Difatti Tomas sentiva l’urlo dei comunisti che difendevano la loro purezza interiore e diceva tra sé: “Per colpa della vostra incoscienza la nostra terra ha perso, forse per secoli, la sua libertà e voi gridate che vi sentite innocenti? Come potete non provare raccapriccio? Siete o non siete capaci di vedere? Se aveste gli occhi, dovreste trafiggerveli e andarvene da Tebe!”

Kundera non si esenta affatto dalla critica all’occupazione comunista, e come si muove quest’ultima?
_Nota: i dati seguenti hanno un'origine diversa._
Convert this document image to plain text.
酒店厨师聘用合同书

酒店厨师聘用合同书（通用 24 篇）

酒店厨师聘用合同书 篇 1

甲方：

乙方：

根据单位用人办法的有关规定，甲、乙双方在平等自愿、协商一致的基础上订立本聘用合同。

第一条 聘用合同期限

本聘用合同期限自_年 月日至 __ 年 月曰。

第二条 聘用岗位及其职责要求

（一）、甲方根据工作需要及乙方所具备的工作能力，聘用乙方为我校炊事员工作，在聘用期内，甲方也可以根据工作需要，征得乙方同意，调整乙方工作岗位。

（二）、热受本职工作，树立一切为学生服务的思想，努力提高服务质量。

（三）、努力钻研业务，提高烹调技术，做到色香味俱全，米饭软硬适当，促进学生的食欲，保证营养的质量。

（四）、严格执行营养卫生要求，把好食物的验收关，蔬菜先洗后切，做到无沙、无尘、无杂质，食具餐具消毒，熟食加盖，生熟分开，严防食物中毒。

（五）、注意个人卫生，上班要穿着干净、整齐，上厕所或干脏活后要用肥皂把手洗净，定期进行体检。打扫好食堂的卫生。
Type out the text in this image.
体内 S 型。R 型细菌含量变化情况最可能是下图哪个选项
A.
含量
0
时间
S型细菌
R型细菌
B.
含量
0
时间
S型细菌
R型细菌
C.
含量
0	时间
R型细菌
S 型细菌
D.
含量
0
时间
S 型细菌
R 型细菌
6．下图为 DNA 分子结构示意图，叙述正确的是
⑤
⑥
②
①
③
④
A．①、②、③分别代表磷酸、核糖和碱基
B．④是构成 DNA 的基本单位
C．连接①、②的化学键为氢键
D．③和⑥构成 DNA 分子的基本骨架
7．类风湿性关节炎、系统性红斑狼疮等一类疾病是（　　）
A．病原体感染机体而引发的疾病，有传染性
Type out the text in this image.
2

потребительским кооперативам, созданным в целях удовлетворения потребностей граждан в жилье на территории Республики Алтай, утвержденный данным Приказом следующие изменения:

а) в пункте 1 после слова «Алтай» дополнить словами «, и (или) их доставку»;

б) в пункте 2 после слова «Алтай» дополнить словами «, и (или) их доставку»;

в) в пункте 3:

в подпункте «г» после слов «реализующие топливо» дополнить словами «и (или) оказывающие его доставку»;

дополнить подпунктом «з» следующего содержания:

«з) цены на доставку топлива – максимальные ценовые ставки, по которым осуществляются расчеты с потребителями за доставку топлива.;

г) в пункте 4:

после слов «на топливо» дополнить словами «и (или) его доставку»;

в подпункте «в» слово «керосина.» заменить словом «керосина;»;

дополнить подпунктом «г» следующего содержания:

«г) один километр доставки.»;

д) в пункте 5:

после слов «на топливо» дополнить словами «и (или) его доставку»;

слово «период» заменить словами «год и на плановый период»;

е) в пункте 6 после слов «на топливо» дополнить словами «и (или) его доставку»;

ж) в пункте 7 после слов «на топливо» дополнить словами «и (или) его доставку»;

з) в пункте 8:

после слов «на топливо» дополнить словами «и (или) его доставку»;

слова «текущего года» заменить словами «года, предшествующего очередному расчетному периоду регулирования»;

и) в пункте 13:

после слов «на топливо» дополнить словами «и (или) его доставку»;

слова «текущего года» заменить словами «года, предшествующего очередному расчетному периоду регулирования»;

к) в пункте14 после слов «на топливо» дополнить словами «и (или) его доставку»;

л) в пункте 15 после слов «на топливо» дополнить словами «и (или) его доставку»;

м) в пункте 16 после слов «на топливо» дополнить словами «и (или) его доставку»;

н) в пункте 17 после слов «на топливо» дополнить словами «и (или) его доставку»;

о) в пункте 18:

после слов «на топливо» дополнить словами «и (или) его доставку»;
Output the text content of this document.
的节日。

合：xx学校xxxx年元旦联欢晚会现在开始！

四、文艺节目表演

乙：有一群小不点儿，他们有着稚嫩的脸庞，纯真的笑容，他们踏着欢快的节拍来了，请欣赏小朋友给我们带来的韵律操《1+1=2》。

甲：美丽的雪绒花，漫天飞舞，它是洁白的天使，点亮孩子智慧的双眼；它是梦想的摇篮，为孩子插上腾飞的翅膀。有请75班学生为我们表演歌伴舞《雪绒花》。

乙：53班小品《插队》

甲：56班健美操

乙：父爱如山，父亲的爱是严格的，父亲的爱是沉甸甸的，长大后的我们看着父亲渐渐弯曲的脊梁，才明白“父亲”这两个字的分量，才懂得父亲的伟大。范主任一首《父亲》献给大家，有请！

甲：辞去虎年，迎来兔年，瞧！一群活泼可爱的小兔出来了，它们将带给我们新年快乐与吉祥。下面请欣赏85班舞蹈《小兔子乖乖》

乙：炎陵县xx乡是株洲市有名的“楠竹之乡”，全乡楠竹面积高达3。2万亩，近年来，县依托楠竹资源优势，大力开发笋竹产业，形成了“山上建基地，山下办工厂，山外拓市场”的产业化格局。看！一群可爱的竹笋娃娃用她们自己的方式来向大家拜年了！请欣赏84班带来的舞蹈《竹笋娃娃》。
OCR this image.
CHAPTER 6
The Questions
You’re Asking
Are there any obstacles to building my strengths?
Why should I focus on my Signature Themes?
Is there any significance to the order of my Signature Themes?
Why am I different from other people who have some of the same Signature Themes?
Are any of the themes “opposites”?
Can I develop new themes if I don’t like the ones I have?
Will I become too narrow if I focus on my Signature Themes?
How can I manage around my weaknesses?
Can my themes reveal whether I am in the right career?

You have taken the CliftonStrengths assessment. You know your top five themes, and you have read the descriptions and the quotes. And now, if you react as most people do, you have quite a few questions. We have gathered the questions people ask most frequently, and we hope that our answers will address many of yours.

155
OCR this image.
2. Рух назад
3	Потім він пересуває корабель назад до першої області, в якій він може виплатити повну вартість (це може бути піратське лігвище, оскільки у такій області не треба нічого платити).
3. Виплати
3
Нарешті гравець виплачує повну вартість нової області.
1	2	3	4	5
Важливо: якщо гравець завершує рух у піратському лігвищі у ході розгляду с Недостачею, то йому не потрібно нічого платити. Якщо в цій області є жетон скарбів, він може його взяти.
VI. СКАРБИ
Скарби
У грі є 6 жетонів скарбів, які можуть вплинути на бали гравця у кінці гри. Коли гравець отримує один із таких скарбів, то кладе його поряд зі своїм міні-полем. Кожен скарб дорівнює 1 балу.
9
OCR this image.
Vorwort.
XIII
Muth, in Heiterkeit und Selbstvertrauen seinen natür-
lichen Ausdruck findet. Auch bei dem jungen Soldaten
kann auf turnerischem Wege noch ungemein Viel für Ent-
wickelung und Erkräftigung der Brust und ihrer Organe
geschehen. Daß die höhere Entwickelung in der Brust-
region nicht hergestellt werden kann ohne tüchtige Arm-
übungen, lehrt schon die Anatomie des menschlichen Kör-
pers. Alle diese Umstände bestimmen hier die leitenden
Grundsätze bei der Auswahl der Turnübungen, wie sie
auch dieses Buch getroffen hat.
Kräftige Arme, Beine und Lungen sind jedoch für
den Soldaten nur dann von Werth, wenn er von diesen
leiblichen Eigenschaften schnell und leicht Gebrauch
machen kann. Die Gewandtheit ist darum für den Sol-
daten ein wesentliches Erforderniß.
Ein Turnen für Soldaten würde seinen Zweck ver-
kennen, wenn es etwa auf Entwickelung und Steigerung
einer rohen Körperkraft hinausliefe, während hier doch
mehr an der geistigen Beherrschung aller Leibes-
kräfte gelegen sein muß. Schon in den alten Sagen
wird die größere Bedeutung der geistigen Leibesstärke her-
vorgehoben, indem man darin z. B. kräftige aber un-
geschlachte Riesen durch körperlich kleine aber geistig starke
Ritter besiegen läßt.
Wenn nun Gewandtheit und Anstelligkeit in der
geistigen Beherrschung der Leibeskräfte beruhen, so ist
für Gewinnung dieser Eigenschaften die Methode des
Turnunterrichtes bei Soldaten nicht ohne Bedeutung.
Sottesa nella declassazione di Tomas che dall’essere uno dei più bravi medici chirurgi della zona, diventa un lavavetri a causa della stesura di un articolo proprio sulla metafora tra i comunisti russi ed Edipo. Il regime è chiaro e mira ben al di sopra della semplice retorica pomposa: esso decide di non pubblicare l’articolo e di non creare lo scandalo pubblico, ma a qualsiasi infrazione o movimento errato non ci sarebbe stato scampo per il povero Tomas, che circondato ormai da un deplorevole senso di angustia, dovuto anche al fatto che ufficialmente l’articolo non era pubblicato ma ne erano quasi tutti al corrente, decide di autodeclassarsi. E per quale motivo? Per sfuggire alla pesantezza, alla lotta per la soggettività dell’individuo, per rannicchiarsi nella pacatezza della sua vita da uomo amante e uomo amato.

La figura di Tereza a mio avviso, è la più incredibile del racconto. L’autore stesso ci confessa che il suo personaggio è nato da un “dolore allo stomaco”. Ma perchè? Essa è il motivo secondo cui la dignità umana si regge in piedi, l’oracolo della sensibilità femminile tanto splendida quanto fragile. Tereza possiede una capacità d’amare e di ascoltare senza eguali, è chiamata ad una purezza primigenia che le impedisce di abbandonare per sempre Tomas. Forse colpa di tutti i libri che ha letto nella sua vita? Può essere, difatti possiamo dire che essa è pesantissima, porta sulle spalle il fardello dell’eterno ritorno, il peso più grande di tutti. Sembra che la leggerezza altrui le corroda l’animo, e nell’impossibilità di raggiungere quest’ultima si porti un tormento eterno con sé.

Le vicende, invece, di Franz e Sabina scorrono parallelamente a quelle di Tomas e Tereza. Ma con una piccola differenza: è la figura maschile ad essere leggera e quella femminile ad essere terribilmente pesante.

In conclusione, questo di Kundera, sembra essere il romanzo di un ciclo eterno, di imperituri sentimenti che accomunano tutti ad ogni tempo. Nel leggerlo, nel tracciare la personalità dei personaggi nella loro complessità, l’autore trasmette un incredibile senso di realtà. Nonostante i continui spunti di carattere filosofico esso non si lascia mai andare a tortuosità prolisse, lo stile con cui è scritto il romanzo, dice Calvino, “appartiene ad un altro universo”.

Ecco perchè L’insostenibile leggerezza dell’essere rappresenta il romanzo contemporaneo per eccellenza, appartenente ad una dimensione enormemente terrena nella sua labirintica rappresentazione filosofica e universale.